実体としてカメラを設置するわけでもなく魔法で映像を取得するので、監視がバレる心配もない。
なかなか便利ではないか?
ひとまず青葉族の隠れ里の広場、門、マーダーホーネットの巣、別荘の周辺に仕掛けることにした。
あとは宿の自室だな。
必要があれば牢獄にしかけてもいい。
ズラりと並んだカメラからの映像をときどき見て、異変がないかチェックすればいいだろう。
本体の仕事が増えたが、大した手間ではないしいいか。
ベルナベルが新しい魔法の気配を察知したのか、こちらをジッと見てくる。
「また主は面白そうなスキルを習得しておるのう」
「基本的に宿から出られないから、特殊なスキルばかりになりがちなんだよ」
「とはいえ青葉族の隠れ里は自らの領域として認識されておるのじゃろう? 〈隠れ家〉に籠りっぱなしにならずとも別荘でカーシャと過ごすことはできよう」
「できるけど、俺は俺でやりたい仕事があるしなあ。カーシャと一日中、一緒にいても向こうは気が休まらないんじゃないかな」
リモートワークで家に居座る感じになると思う。
仕事をしているのが他から見て分かりづらいから、話しかけられたりしそうで気が散りそうだ。

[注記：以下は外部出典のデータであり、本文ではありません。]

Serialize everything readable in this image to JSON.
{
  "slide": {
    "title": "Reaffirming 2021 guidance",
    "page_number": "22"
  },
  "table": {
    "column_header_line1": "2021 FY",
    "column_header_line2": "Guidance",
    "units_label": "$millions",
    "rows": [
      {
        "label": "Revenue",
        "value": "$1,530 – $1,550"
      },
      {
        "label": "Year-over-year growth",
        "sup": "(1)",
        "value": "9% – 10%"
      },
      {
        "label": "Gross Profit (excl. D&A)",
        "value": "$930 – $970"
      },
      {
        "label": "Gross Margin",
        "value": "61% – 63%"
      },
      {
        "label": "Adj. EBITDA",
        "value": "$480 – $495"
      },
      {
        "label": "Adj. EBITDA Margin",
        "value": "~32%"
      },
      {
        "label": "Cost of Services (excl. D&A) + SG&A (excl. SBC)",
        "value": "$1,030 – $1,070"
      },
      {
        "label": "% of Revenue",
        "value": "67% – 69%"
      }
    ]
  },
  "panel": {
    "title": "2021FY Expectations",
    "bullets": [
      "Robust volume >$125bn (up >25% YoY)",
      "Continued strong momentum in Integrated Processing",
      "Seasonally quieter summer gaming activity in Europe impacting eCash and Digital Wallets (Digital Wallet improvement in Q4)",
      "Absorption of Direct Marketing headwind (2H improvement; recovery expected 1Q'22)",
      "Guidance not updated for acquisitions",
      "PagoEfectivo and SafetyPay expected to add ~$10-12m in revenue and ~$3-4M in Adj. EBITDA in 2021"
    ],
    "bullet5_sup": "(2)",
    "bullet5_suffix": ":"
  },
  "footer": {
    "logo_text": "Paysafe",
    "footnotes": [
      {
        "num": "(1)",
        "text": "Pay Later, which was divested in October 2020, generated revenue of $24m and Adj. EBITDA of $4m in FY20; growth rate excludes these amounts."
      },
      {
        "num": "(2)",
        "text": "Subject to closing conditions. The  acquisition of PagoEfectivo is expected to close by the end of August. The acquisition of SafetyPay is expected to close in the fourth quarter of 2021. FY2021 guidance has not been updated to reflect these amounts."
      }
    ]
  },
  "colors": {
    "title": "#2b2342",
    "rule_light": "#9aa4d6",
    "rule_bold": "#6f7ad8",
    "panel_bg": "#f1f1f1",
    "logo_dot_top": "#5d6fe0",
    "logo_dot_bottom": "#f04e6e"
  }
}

本体である俺は〈隠れ家〉で大人しくしているのが一番だと思う。
「ま、主が良いなら別にそれで良いが」
時間になったので、ふたりで夕食を摂って部屋にまた戻ってくる。
今日のベルナベルは〈淫夢〉で精を集めてくるらしい。
いそいそと悪魔モードになってシュン、と消えた。
前から疑問だったのだが、あれは瞬間移動系の魔術かスキルだよな。
〈空間:移動〉とかありそうだ。
ベルナベル自身はサキュバスとかそういう系統の悪魔だが、やたらと魔術に関して通じている気がする。

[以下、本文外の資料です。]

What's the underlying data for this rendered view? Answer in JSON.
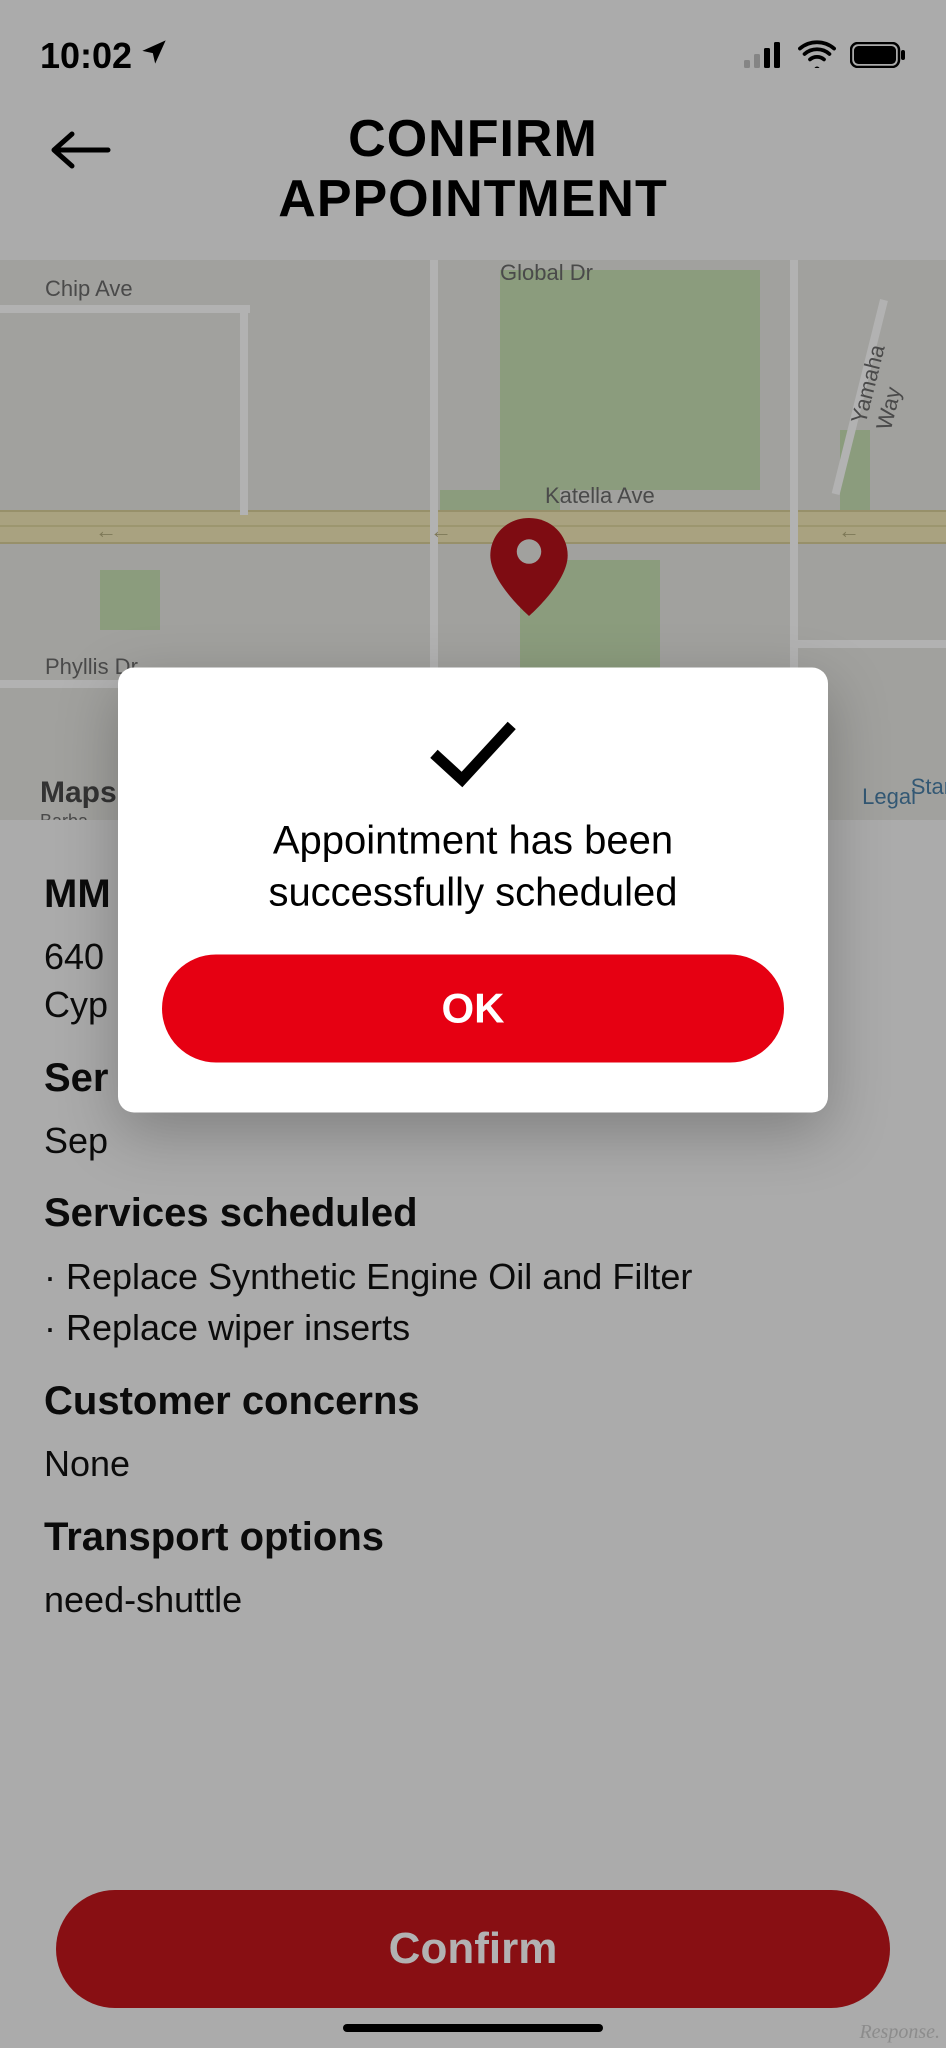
{
  "status": {
    "time": "10:02"
  },
  "header": {
    "title_line1": "CONFIRM",
    "title_line2": "APPOINTMENT"
  },
  "map": {
    "labels": {
      "chip": "Chip Ave",
      "global": "Global Dr",
      "katella": "Katella Ave",
      "phyllis": "Phyllis Dr",
      "yamaha": "Yamaha Way",
      "stan": "Stan"
    },
    "attribution": "Maps",
    "attribution_sub": "Barba",
    "legal": "Legal"
  },
  "details": {
    "dealer_heading": "MM",
    "addr_line1": "640",
    "addr_line2": "Cyp",
    "service_heading": "Ser",
    "service_date": "Sep",
    "services_heading": "Services scheduled",
    "services": [
      "Replace Synthetic Engine Oil and Filter",
      "Replace wiper inserts"
    ],
    "concerns_heading": "Customer concerns",
    "concerns_value": "None",
    "transport_heading": "Transport options",
    "transport_value": "need-shuttle"
  },
  "buttons": {
    "confirm": "Confirm",
    "ok": "OK"
  },
  "modal": {
    "message_l1": "Appointment has been",
    "message_l2": "successfully scheduled"
  },
  "watermark": "Response."
}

空間属性の魔術がやたらと多彩だし、〈水:浄化〉や〈火:攻撃〉など普通の属性も持っていた。
そもそも七大罪の悪魔っていうのはなんなんだろうか。
本人に聞いてもいいのだが、なんとなく知れば変な深みに嵌りそうで嫌なんだよなあ。
七大罪を冠した悪魔のひとりということは、他に六人もベルナベルと同格の悪魔がいるということに他ならない。
……なんだそれ、怖すぎだろ。
あの無敵の悪魔が他にもいるとか、悪夢でしかない。
しかも味方じゃない可能性もあるのだ。
今なら魔術師ギルドのマスターであるリリアレットがあれだけ怖がった理由も分かろうというものだ。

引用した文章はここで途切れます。